Provided services are used by frameworks controlling the lifecycle of Hibernate Search and not by traditional users.

If, as a user, you want to retrieve a service instance from the environment, use registry services like JNDI and look the service up in the provider.

10.6.2. Using a service

Many of of the pluggable contracts of Hibernate Search can use services. Services are accessible via the BuildContext interface.

Example 10.9. Example of a directory provider using a cache service

public CustomDirectoryProvider implements DirectoryProvider<RAMDirectory> {

    private BuildContext context;


    public void initialize(

        String directoryProviderName, 

        Properties properties, 

        BuildContext context) {

        //initialize

        this.context = context;

    }


    public void start() {

        Cache cache = context.requestService( CacheServiceProvider.class );

        //use cache

    }


    public RAMDirectory getDirectory() {

        // use cache

    }


    public stop() {

        //stop services

        context.releaseService( CacheServiceProvider.class );

    } 

}

When you request a service, an instance of the service is served to you. Make sure to then release the service. This is fundamental. Note that the service can be released in the DirectoryProvider.stop method if the DirectoryProvider uses the service during its lifetime or could be released right away of the service is simply used at initialization time.

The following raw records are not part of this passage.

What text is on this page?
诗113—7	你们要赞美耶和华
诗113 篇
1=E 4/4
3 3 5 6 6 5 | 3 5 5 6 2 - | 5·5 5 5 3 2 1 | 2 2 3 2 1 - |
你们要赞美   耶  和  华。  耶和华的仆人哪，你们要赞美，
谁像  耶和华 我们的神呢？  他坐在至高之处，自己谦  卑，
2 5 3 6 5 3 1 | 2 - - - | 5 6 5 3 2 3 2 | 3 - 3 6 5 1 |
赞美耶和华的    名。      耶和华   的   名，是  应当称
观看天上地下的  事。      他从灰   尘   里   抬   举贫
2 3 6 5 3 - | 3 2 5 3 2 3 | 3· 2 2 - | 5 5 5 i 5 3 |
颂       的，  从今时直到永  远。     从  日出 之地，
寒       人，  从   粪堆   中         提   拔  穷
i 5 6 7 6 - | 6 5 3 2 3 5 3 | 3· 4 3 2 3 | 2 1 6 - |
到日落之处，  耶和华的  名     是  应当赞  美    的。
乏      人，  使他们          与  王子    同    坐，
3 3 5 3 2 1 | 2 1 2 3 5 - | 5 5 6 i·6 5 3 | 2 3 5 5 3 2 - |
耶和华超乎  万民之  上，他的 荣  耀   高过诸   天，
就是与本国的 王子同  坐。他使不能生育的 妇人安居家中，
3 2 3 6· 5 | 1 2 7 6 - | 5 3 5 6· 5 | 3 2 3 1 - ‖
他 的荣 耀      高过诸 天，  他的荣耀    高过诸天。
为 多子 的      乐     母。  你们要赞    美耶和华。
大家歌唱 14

10.7. Customizing Lucene's scoring formula

Lucene allows the user to customize its scoring formula by extending org.apache.lucene.search.Similarity. The abstract methods defined in this class match the factors of the following formula calculating the score of query q for document d:

score(q,d) = coord(q,d) · queryNorm(q) · ∑ _{t in q} ( tf(t in d) · idf(t) ² · t.getBoost() · norm(t,d) )

Factor	Description
tf(t ind)	Term frequency factor for the term (t) in the document (d).
idf(t)	Inverse document frequency of the term.
coord(q,d)	Score factor based on how many of the query terms are found in the specified document.
queryNorm(q)	Normalizing factor used to make scores between queries comparable.
t.getBoost()	Field boost.
norm(t,d)	Encapsulates a few (indexing time) boost and length factors.

It is beyond the scope of this manual to explain this formula in more detail. Please refer to Similarity's Javadocs for more information.

Hibernate Search provides three ways to modify Lucene's similarity calculation.

First you can set the default similarity by specifying the fully specified classname of your Similarity implementation using the property hibernate.search.similarity. The default value is org.apache.lucene.search.DefaultSimilarity.

You can also override the similarity used for a specific index by setting the similarity property

hibernate.search.default.similarity = my.custom.Similarity

Finally you can override the default similarity on class level using the @Similarity annotation.

@Entity
@Indexed
@Similarity(impl = DummySimilarity.class)
public class Book {
...
}

As an example, let's assume it is not important how often a term appears in a document. Documents with a single occurrence of the term should be scored the same as documents with multiple occurrences. In this case your custom implementation of the method tf(float freq) should return 1.0.

Warning

When two entities share the same index they must declare the same Similarity implementation. Classes in the same class hierarchy always share the index, so it's not allowed to override the Similarity implementation in a subtype.

Likewise, it does not make sense to define the similarity via the index setting and the class-level setting as they would conflict. Such a configuration will be rejected.